According to a report in Iraqi daily Al-Sabah Al-Jadeed on Wednesday, Hariri said that the privatisation plans would seek to achieve two goals: seeking out strategic partners for Iraq’s SOEs to restore them to productivity; and develop them into world class industrial facilities incorporating modern technologies and practices.

He was optimistic that investors would find a range of opportunities available to them across a number of sectors.

In a statement to the press following a round of talks which he held with Syrian officials regarding industry and the economy, Hariri said the Iraqi government was opening up as a free market and that ministry officials were working hard to make 45 SOEs available for investment by the start of the 'Investing in Iraq’s Industrial Sectors - Public & Mixed' Commercial Investment Summit which will be held in Dubai next month.

Al-Hariri added that the Iraqi government is serious about providing incentives to investors to operate across Iraq, and that a great deal of interest has been expressed by foreign companies, particularly from Iran and Turkey.

Regarding investment in Iraq, the minister said that an investment board had been established to oversee foreign direct investment into Iraq and the development of the SOEs. He said that this board represents a “real and new change in the Iraqi economy,” and that it would work to streamline decision making by ministries and the granting of permits.

"The ministry has activated the Companies Law No. 22 for the Year 1997 which permits the Iraqi companies to enter into partnerships with foreign counterparts according to the principle of participation in production, as has happened with the cement plants of al-Muthanna, al-Qaim and Kirkuk where foreign firms were allowed the opportunity to rehabilitate and develop the plants to work maximum capacity”, he said.

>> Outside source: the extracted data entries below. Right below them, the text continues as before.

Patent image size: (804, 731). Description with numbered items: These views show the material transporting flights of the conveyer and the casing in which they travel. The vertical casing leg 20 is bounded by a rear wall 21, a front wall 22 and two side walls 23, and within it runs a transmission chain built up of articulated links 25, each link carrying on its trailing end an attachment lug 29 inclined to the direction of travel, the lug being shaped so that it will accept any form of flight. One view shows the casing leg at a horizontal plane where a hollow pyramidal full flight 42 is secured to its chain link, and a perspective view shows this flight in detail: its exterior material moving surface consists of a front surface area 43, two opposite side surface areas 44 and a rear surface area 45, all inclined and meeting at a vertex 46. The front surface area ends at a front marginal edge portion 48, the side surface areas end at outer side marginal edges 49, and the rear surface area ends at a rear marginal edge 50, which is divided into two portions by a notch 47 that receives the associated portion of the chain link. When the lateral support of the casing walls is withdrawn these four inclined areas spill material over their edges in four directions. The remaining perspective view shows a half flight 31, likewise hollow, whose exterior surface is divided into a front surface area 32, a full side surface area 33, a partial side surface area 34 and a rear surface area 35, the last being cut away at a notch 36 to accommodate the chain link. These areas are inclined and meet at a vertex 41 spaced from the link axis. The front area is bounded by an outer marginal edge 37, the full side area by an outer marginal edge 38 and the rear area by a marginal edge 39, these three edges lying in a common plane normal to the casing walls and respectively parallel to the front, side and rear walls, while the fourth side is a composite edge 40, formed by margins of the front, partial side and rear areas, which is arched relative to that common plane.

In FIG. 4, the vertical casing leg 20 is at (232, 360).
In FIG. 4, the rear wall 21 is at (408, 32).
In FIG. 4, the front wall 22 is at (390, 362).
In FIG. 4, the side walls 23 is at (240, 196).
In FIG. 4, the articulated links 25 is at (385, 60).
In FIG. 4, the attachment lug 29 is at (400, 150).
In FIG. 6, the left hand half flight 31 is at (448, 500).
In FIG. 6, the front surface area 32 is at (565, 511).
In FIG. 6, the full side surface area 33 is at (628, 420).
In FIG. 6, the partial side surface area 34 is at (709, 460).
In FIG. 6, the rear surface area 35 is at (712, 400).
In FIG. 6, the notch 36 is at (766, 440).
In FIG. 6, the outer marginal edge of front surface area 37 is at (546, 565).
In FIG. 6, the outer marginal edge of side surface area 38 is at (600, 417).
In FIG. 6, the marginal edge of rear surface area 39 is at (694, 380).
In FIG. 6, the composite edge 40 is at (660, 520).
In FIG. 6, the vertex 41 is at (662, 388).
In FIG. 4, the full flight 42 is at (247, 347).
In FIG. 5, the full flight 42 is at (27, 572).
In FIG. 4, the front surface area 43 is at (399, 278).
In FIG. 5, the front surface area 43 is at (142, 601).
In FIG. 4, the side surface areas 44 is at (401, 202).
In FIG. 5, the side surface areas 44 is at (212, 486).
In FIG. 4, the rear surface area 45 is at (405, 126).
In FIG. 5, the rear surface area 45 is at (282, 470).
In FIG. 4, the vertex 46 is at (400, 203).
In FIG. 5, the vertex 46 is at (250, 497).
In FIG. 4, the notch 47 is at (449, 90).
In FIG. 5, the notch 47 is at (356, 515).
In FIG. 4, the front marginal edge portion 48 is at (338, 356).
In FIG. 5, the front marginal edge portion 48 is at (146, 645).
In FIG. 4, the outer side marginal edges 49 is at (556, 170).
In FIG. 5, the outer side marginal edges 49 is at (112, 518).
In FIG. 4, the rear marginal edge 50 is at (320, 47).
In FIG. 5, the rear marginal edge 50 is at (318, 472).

Earlier this year, the Ministry of Industry and Minerals concluded three production sharing joint ventures with international companies for cement factories in a groundbreaking format that is unique to Iraq.

With no privatisation law at present, the government of Iraq has drawn up a “unique” solution to the problem of attracting foreign investment by offering foreign firms production sharing agreements. Foreign companies invest in industrial infrastructure in return for a share of the profits from the goods sold, in theory raising productivity.